Kletenik, a highly respected scholar and authority in Jewish law, has been rabbi of Bikur Cholim-Machzikay Hadat Congregation in Seattle since 1994. Kletenik has been involved in medical ethics for a number of years and, in 2005, was a lecturer and faculty member at the international conference Ethical Challenges in Stem Cell Research and In-Vitro Fertilization, co-sponsored by Columbia and Bar Ilan University in Israel. Kletenik has served as program chairman at several medical ethics conferences. 

Landsberg has performed multiple transplants of kidneys, from both living and deceased donors, and he offered some alarming statistics. Canada is one of the countries with the lowest number of donations and British Columbia has the lowest rate in Canada – because there are fewer traffic accidents. The best kidney donors are young, healthy people and very few of them sign donation cards. Without that signature, it is illegal to take an organ, unless the doctor is able to get the family to agree that the potential donor would have wanted to donate.

Although there are many donations from living donors, there are not enough to meet the demand. Therefore, the transplant society is accepting more and more donations from older people, as long as their health permits. Many people will make a living donation of a kidney to a family member or friend, but don't think of making a donation to a person on the waiting list. In fact, 85 per cent of B.C. residents approve of transplantation, but only 15 per cent have registered on a donor card. The B.C. waiting list for transplantation has 362 people on it, although the actual number of people in need is higher. Some people on the B.C. list wait seven years before receiving a kidney transplant and many die before an organ is available. 

Although Orthodox, Conservative, Reform and Reconstructionist organizations all support organ donation, there is serious disagreement among them as to when the donor has halachically (according to Jewish law) died. The major debate concerns brain death or, more correctly, brain-stem death, according to Kletenik. In the medical community as well, there is discussion of how death is determined.

Kletenik, who represents an Orthodox view, spoke on this subject at the synagogue. He noted that the rabbinate of Israel and the Rabbinate Council of America allow heart transplants under some conditions. As Kletenik explained, employing a respirator and a pacemaker to maintain the organs of a clinically and halachically dead person is not hastening death, but preserving viable organs for transplantation.

According to Kletenik, this is the central issue of discussion in the Orthodox world. Some rabbinic authorities accept the medical definition of brain-stem death and others require that the heart irreversibly stop beating. Dr. Robert Daum, a professor of Jewish law and ethics at UBC, points out that, in 1994, Moshe Tendler and Fred Rosner proposed an influential resolution of the continuing halachic impasse: "Brain death is a criterion for confirming death in a patient who already has irreversible absence of spontaneous respiration."

Landsberg cautioned that organ recovery must take place very soon after cessation of the heartbeat because, without a continuing blood flow to the organs, they too die.
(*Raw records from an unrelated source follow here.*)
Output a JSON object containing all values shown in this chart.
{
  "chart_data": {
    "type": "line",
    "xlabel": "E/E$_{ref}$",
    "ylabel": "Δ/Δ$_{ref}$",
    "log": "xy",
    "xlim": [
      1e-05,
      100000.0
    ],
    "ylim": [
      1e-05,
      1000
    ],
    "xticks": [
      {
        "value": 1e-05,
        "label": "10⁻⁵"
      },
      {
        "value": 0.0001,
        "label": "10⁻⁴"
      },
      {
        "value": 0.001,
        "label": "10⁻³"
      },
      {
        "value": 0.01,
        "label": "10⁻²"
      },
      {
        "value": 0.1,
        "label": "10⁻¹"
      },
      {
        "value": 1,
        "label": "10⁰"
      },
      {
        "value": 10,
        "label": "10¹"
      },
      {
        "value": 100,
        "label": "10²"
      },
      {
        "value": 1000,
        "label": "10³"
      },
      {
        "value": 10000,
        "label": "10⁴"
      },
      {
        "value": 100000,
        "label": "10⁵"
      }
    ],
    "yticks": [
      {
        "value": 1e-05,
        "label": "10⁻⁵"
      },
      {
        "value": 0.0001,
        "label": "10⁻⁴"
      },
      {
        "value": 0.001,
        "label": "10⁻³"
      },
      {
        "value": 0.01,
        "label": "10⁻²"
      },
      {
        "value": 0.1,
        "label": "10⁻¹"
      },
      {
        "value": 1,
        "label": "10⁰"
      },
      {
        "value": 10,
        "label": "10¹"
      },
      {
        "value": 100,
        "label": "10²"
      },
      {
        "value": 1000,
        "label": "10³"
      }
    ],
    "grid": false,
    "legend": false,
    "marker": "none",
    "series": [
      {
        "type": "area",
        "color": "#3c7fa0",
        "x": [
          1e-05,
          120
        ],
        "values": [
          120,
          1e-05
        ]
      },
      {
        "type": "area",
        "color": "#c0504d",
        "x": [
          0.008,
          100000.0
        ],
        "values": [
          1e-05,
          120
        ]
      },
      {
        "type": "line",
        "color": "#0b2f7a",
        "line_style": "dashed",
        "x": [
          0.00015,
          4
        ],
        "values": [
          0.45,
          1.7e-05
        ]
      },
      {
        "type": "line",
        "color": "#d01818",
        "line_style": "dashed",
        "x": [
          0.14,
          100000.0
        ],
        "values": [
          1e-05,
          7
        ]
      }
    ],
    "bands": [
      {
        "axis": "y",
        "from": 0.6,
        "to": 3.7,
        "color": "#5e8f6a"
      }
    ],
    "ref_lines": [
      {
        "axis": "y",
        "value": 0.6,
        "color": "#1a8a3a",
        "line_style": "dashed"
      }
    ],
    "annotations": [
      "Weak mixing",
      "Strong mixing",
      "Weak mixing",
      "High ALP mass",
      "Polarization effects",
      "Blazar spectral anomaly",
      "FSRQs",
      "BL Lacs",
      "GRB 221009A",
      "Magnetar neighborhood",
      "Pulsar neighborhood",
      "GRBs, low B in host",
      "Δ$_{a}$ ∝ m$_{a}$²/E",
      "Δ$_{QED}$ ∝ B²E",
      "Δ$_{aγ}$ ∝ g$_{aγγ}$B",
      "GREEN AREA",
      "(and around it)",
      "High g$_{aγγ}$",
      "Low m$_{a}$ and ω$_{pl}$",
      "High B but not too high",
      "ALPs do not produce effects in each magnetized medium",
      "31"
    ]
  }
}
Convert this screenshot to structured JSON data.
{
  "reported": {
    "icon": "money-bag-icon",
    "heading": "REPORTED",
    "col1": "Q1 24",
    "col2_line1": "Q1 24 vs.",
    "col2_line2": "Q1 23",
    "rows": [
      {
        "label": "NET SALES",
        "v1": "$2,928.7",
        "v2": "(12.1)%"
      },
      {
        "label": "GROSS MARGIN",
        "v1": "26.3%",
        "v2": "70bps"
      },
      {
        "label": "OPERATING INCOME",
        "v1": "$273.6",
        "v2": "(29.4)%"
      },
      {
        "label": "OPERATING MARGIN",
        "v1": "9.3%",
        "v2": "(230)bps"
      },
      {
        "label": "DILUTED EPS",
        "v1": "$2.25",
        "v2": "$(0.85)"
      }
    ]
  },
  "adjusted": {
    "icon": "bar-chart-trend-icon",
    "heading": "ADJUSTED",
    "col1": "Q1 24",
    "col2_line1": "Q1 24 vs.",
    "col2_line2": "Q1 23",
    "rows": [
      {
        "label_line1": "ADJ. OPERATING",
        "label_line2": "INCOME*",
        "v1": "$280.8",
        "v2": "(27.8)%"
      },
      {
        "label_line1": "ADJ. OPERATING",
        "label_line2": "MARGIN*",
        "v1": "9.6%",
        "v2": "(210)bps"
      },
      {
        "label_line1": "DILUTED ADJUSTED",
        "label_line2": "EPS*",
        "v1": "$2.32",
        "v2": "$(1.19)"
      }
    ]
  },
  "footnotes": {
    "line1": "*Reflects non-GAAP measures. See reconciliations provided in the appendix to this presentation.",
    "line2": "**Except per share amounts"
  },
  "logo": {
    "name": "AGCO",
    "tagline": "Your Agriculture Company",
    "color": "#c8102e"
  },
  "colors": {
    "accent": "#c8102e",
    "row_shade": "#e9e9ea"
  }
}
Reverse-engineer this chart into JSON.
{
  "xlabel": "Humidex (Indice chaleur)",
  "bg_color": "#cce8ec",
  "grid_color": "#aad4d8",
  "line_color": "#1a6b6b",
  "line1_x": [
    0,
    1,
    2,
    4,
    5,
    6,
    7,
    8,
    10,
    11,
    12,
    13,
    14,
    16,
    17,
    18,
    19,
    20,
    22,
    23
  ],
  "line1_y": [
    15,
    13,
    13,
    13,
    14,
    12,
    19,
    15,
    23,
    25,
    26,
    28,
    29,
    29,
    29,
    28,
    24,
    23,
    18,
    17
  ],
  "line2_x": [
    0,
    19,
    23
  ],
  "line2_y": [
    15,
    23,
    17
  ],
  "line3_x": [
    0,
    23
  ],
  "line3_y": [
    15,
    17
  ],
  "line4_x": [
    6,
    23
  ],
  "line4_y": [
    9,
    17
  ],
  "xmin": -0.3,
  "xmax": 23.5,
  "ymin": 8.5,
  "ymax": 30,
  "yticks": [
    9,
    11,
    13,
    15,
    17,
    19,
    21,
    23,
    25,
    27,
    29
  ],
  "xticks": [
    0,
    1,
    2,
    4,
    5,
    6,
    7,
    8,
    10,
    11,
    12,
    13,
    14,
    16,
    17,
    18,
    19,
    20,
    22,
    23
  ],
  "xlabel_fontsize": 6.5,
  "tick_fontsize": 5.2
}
The Rabbinate Council of America approves organ donation from brain-stem dead patients – this sets them in conflict with other Orthodox views.

This debate is likely to continue for a long time. One solution, offered  by the U.S. Halachic Organ Donation Society, is a donation card on which you can specify your choice – you agree to donate organs for transplant only after either irreversible cessation of autonomous breathing (as confirmed by brain-stem death) or irreversible cessation of heartbeat.

Another issue that arose in the discussion was whether a Jew could donate an organ for research purposes. The answer given was no, because it doesn't directly save a life. The long-term goals of research, to save many lives, do not fit into the historic Jewish viewpoint, according to the speakers. 

But Kletenik showed how flexible Jewish views can be. For example, he said, one may donate a cornea to a blind person, even a one-eyed person, because that person is in danger of being harmed. A woman can donate a uterus (if there is no harm to her) to someone who isn't fertile, because that woman is suffering, he added.

Dena Dawson is a Vancouver freelance writer.